There is also the unavoidable fact that if reporters provide information to the military that is actionable intelligence, and that only they would have had, the consequence is more than their sources drying up. The consequence is that the idea that all reporters are neutral will be compromised, perhaps fatally, and every reporter will quickly be treated as a legitimate target on the battlefield.
But this is a war of wills, which means a war of words and, especially, of images. Being tipped to an attack means allowing yourself to be used as a tool of our enemy. At that point you've sacrificed your own neutrality anyway, haven't you?
Perhaps the moral issue is really decided at the time of accepting the opportunity to report from the enemies perspective.
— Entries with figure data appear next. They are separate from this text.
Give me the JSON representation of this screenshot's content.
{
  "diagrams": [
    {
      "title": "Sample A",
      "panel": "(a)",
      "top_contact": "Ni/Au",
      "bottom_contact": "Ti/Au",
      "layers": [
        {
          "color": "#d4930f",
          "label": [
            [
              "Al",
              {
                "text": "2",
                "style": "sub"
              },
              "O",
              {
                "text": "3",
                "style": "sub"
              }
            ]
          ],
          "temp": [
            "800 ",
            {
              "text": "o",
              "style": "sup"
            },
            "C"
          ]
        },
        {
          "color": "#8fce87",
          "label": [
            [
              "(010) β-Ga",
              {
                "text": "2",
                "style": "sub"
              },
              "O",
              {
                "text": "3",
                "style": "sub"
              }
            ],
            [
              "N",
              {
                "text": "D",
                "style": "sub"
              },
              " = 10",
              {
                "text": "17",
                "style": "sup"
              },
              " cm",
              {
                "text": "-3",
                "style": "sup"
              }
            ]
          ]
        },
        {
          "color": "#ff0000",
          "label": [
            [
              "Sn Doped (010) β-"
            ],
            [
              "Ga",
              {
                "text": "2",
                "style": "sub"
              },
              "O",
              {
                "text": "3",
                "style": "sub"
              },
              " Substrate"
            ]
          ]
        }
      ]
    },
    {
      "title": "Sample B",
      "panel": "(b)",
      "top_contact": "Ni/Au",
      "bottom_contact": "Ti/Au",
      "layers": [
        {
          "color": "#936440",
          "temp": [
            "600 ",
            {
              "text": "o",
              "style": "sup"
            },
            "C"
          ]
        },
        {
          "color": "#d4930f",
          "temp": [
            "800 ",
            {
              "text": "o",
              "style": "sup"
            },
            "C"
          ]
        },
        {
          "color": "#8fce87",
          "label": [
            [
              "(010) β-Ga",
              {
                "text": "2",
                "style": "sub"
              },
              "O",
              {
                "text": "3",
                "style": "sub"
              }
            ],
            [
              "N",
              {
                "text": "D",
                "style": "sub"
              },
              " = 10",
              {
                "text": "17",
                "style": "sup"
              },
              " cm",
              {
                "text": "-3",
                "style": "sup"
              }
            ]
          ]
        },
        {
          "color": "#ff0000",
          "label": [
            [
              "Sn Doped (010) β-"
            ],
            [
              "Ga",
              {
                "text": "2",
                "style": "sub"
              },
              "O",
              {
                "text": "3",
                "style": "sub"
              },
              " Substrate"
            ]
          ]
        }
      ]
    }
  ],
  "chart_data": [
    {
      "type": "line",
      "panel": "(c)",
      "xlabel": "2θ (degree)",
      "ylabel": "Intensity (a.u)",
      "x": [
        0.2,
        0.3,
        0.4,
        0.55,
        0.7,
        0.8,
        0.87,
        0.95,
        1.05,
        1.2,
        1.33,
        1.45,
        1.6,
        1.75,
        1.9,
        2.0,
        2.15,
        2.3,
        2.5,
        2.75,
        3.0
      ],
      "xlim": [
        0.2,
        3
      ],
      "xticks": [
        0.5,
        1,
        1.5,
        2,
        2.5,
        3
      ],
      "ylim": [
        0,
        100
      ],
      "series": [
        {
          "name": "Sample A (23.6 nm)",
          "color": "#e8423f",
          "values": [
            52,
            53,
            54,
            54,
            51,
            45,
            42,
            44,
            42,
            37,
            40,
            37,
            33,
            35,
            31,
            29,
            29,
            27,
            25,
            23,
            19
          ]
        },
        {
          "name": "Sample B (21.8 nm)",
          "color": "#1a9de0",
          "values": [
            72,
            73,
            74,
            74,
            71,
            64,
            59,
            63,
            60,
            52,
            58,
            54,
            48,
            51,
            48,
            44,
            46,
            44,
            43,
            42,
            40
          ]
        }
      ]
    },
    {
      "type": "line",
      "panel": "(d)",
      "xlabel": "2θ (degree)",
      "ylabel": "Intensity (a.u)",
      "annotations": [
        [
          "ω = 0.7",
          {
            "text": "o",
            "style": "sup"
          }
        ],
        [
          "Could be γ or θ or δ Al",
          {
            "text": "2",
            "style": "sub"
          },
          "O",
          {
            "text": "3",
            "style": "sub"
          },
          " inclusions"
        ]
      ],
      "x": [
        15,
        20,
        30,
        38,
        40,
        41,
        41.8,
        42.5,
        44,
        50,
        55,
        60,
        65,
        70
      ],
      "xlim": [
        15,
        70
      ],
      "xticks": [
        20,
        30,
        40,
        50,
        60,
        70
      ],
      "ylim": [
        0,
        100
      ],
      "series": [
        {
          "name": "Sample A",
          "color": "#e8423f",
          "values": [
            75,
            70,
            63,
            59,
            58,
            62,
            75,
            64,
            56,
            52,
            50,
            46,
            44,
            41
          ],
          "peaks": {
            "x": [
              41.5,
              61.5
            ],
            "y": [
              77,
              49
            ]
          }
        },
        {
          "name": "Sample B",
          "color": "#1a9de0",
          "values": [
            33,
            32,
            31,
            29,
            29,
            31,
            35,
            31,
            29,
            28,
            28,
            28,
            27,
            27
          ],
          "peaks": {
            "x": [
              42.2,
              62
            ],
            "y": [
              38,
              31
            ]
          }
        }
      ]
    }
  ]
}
Posted by: DaninVan | June 05, 2004 at 01:11 AM
Maybe I am being too simplistic, but being the only reporter on the scene, is it not more than a little possible that a journalist could transfer intelligence to the troops without REPORTING ON IT, thus not compromising his so-called neutrality?
In Jennings' case, you see a man go from the instinctually right, moral thing to say, to one he has been socialized to espouse. It is like a breakdown in mental process, down to his fervent wishing he could 're-do' his answer. Is that what happens when reality hits you head on? You stumble to try and stick to the story, say, 'Oh yeah, me too,' and then pray you could go back in time? Sounds like a psychological disorder to me.
Although the question posed to Jennings is an interesting one, because then the dilemma becomes 'should a reporter risk his life to save troops' (assuming he had to in order to alert them, which may not have been the case in Iraq, since the incident was a roadside bomb). In that case, I think it is safe to say a reporter is not obliged to become a hero, although Jennings' initial answer does garner from me a tiny, tiny, tiny bit of respect. Which he of course lost when he parrotted Wallace.